とろめき商店街 の商品レビュー
お馴染みの下町人情路線で描いた「寅さん」な主人公
一人旅があればホテルを舞台にしたり、あるいは村の淫習があるかと思えば夜這いの寝取られが出てきたりと幅広い題材から様々なテイストを挑戦的に上梓してきた竹書房文庫の葉月作品において6作目となる本作は『下町とろみつ通り』(2015年)以来の人情路線である。 今ではお馴染みと言える...

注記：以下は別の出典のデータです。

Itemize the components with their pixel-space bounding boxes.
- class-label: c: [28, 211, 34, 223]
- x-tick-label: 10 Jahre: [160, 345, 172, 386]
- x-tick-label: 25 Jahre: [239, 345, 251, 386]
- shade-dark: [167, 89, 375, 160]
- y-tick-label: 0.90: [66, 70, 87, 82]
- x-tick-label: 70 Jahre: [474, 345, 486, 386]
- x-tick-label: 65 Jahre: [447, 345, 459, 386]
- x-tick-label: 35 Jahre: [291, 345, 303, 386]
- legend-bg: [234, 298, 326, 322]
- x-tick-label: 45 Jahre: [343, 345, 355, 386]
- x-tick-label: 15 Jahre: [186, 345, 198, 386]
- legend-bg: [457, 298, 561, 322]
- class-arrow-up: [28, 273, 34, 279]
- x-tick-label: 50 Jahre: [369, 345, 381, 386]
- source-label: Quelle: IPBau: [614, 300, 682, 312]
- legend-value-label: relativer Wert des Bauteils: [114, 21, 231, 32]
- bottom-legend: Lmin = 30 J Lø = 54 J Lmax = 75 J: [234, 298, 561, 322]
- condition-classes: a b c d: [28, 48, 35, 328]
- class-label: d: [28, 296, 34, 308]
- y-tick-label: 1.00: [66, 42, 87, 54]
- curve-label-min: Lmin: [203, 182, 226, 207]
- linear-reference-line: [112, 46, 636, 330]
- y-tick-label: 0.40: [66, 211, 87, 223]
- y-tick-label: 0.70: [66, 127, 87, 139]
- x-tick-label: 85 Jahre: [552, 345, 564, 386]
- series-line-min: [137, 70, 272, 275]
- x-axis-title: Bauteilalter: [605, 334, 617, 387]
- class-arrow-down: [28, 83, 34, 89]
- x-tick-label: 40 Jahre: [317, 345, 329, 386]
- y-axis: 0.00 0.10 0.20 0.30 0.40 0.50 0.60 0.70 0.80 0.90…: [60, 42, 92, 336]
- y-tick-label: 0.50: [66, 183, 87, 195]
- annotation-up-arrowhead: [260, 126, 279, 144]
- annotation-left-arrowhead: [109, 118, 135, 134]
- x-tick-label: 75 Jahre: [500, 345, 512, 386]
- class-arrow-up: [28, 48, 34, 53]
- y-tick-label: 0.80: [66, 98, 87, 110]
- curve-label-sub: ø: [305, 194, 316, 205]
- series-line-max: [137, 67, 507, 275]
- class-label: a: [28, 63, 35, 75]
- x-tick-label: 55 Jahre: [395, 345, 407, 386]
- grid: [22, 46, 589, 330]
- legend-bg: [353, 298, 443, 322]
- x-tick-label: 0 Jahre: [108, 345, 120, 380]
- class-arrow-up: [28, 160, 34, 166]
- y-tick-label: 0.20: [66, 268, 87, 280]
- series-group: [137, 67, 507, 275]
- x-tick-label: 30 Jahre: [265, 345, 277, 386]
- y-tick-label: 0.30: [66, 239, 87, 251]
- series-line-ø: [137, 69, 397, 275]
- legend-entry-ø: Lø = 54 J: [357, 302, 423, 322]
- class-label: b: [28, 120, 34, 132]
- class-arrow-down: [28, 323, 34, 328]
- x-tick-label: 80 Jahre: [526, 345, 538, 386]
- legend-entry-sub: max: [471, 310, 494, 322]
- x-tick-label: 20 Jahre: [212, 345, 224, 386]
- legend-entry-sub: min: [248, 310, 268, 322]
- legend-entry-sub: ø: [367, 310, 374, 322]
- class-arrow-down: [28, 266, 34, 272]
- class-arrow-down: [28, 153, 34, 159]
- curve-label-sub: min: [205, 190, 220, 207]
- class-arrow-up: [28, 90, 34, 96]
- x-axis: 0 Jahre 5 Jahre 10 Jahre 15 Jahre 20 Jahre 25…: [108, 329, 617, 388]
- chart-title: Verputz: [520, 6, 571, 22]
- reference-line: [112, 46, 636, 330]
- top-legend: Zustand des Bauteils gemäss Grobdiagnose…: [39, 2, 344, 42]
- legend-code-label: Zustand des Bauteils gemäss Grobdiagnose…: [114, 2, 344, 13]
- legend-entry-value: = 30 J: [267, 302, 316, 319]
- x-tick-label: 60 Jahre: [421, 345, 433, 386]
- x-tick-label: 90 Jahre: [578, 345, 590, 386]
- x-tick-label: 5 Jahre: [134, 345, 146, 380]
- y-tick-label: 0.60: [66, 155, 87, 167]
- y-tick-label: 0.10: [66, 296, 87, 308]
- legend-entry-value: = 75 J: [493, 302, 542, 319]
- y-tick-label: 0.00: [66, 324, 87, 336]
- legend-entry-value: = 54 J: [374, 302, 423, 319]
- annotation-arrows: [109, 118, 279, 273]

一人旅があればホテルを舞台にしたり、あるいは村の淫習があるかと思えば夜這いの寝取られが出てきたりと幅広い題材から様々なテイストを挑戦的に上梓してきた竹書房文庫の葉月作品において6作目となる本作は『下町とろみつ通り』(2015年)以来の人情路線である。 今ではお馴染みと言える下町のハートウォーミングな喧騒が描かれる中、今回は30歳の主人公をべらんめぇながら意気地がなくて惚れっぽいのにフラれてばかりという、まるで「寅さん」のような男にしているのが特徴。となれば隣の団子屋の看板娘で幼馴染み(27歳)はさしずめ「さくら」といったところか。では「マドンナ」は?となるが、高校時代は憧れの的で今は人妻の同級生が『帰ってきたマドンナ』(第一章の章題)として登場するのである。あと、ついでに言えば主人公と仲良しの同級生で焼き鳥屋の後継ぎは立場的に「タコ社長」かもしれない。 ただ、このマドンナも含めて基本的には1人1章のスタイル。次々と現れては主人公との情交を経て心と体を癒してもらい、新たな希望を得て去っていくヒロイン達である。これを恋の始まりと期待しては肩透かしを続ける主人公というお約束的な展開なのだが、子供の頃からずっと隣で見てきた幼馴染みが(他の作品では不憫な役回りも多いキャラだが)本作では最後にこっ恥ずかしくも素敵な結末へと導いている。 他にも家庭を顧みない夫に嫌気が差して家を飛び出してきた人妻(家事を完璧にこなす理想の主婦)や商店街の活性化のために派遣されてきたコンサルタントの女史(クールな美貌にギャップのある性癖)といったヒロイン達がアラサーの妙齢さで揃っているのだが、官能描写は総じて優しい。作風からすれば致し方ない面もあるとはいえ、せめて途中で体位を変化させるくらいの描写とボリュームは欲しかったように感じた。